Take the entire new economy, computers, telecommunications, the internet, now biotechnology and so on, the costs are largely socialised through various mechanisms such as the institution we’re now talking in (MIT ) which is part of the system. Costs are socialised, risks are socialised and if anything comes out decades later it’s handed over to private power. Computers and the internet are perfect examples. When I arrived at MIT fifty years ago computers were being developed here under the cover of air defence, which nobody believed in, but a computer in those days was big collection of rooms with vacuum tubes blowing up and paper flowing all over the place. Finally after ten or fifteen years they got them down to a scale where you could sell them as mainframes. So the project heads pulled out of the programme and started the first mainframe computer systems. Meanwhile IBM was learning how to switch from data processing machines to computers by using the technology and learning experiences and involvement which were being developedby federally funded programmes in places like here, they were using the MIT and Harvard computers which were government computers under Pentagon cover.
The same is true even of the pharmaceutical industry. The pharmaceutical industry has they highest profits of any industry, they claim that they need them because of research and development costs. Well by their own figures only about forty per cent of their research and development is in-house and even that’s misleading because a lot of that is waste, it’s copy cat drugs and things like that. There was one good economist who asked the obvious question, suppose we take the public funding of research and development and make it a hundred per cent and then we force the pharmaceutical industries out of the market, what would the savings be to consumers? Well it turns out the savings would be astronomical, much greater than was expected. But you can’t do that, it’s another one of those things that is politically impossible because they have too much power.
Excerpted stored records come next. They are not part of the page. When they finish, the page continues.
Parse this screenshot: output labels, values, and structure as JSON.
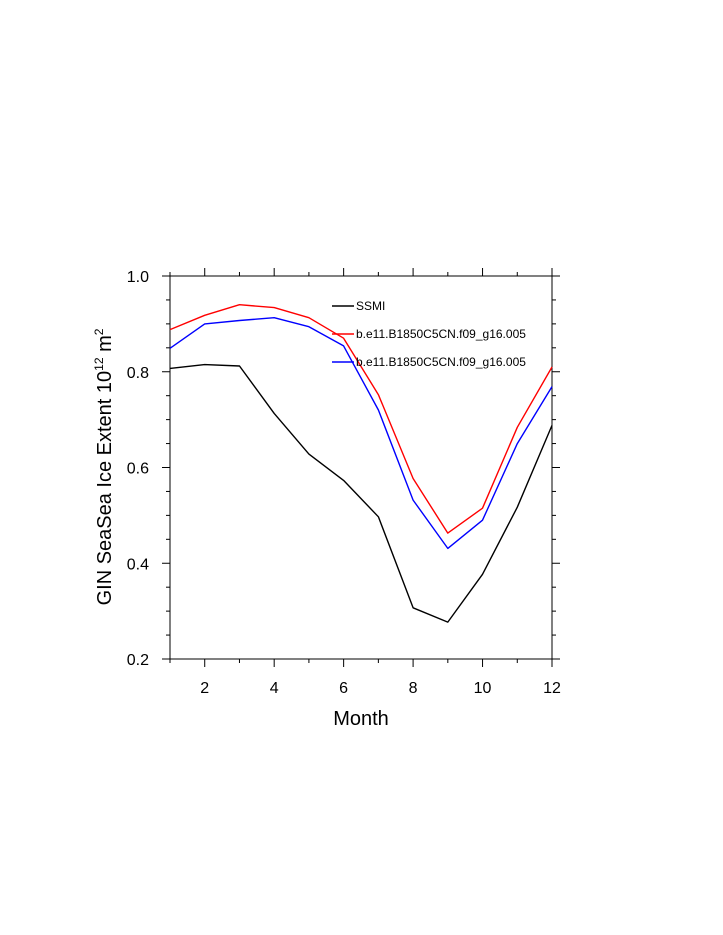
{
  "chart_data": {
    "type": "line",
    "xlabel": "Month",
    "ylabel_main": "GIN SeaSea Ice Extent 10",
    "ylabel_sup": "12",
    "ylabel_unit": " m",
    "ylabel_unit_sup": "2",
    "xlim": [
      1,
      12
    ],
    "ylim": [
      0.2,
      1.0
    ],
    "xticks": [
      2,
      4,
      6,
      8,
      10,
      12
    ],
    "yticks": [
      0.2,
      0.4,
      0.6,
      0.8,
      1.0
    ],
    "ytick_labels": [
      "0.2",
      "0.4",
      "0.6",
      "0.8",
      "1.0"
    ],
    "grid": false,
    "legend_position": "top-right",
    "x": [
      1,
      2,
      3,
      4,
      5,
      6,
      7,
      8,
      9,
      10,
      11,
      12
    ],
    "series": [
      {
        "name": "SSMI",
        "color": "#000000",
        "values": [
          0.807,
          0.815,
          0.812,
          0.713,
          0.628,
          0.573,
          0.497,
          0.307,
          0.277,
          0.377,
          0.517,
          0.688
        ]
      },
      {
        "name": "b.e11.B1850C5CN.f09_g16.005",
        "color": "#ff0000",
        "values": [
          0.888,
          0.918,
          0.94,
          0.934,
          0.913,
          0.87,
          0.752,
          0.577,
          0.463,
          0.515,
          0.684,
          0.81
        ]
      },
      {
        "name": "b.e11.B1850C5CN.f09_g16.005",
        "color": "#0000ff",
        "values": [
          0.849,
          0.9,
          0.907,
          0.913,
          0.894,
          0.854,
          0.72,
          0.532,
          0.431,
          0.49,
          0.65,
          0.769
        ]
      }
    ]
  }
}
This is the way in which rich societies became rich. The rules and measures that are being imposed on Iraq or Haiti, or much of the world by the World Trade Organisation, that’s the way those countries became the third world. And the correlation is just striking. If you take a look at the modern period, since the neo liberal rules were formalised, there has been development in places like East Asia, but that’s because these countries didn’t follow the rules, they basically disregarded them, they followed the same rules that the rich countries had used for themselves, controlling investment; targeting investment or technologytransfer, which is now called piracy. They entered the market on their own terms just as England, The United States, Germany and others had done before them. If you have economic sovereignty then you can enter international markets on your own terms, you have a chance to develop, If you’re forced to enter the market by outside pressure, then you don’t.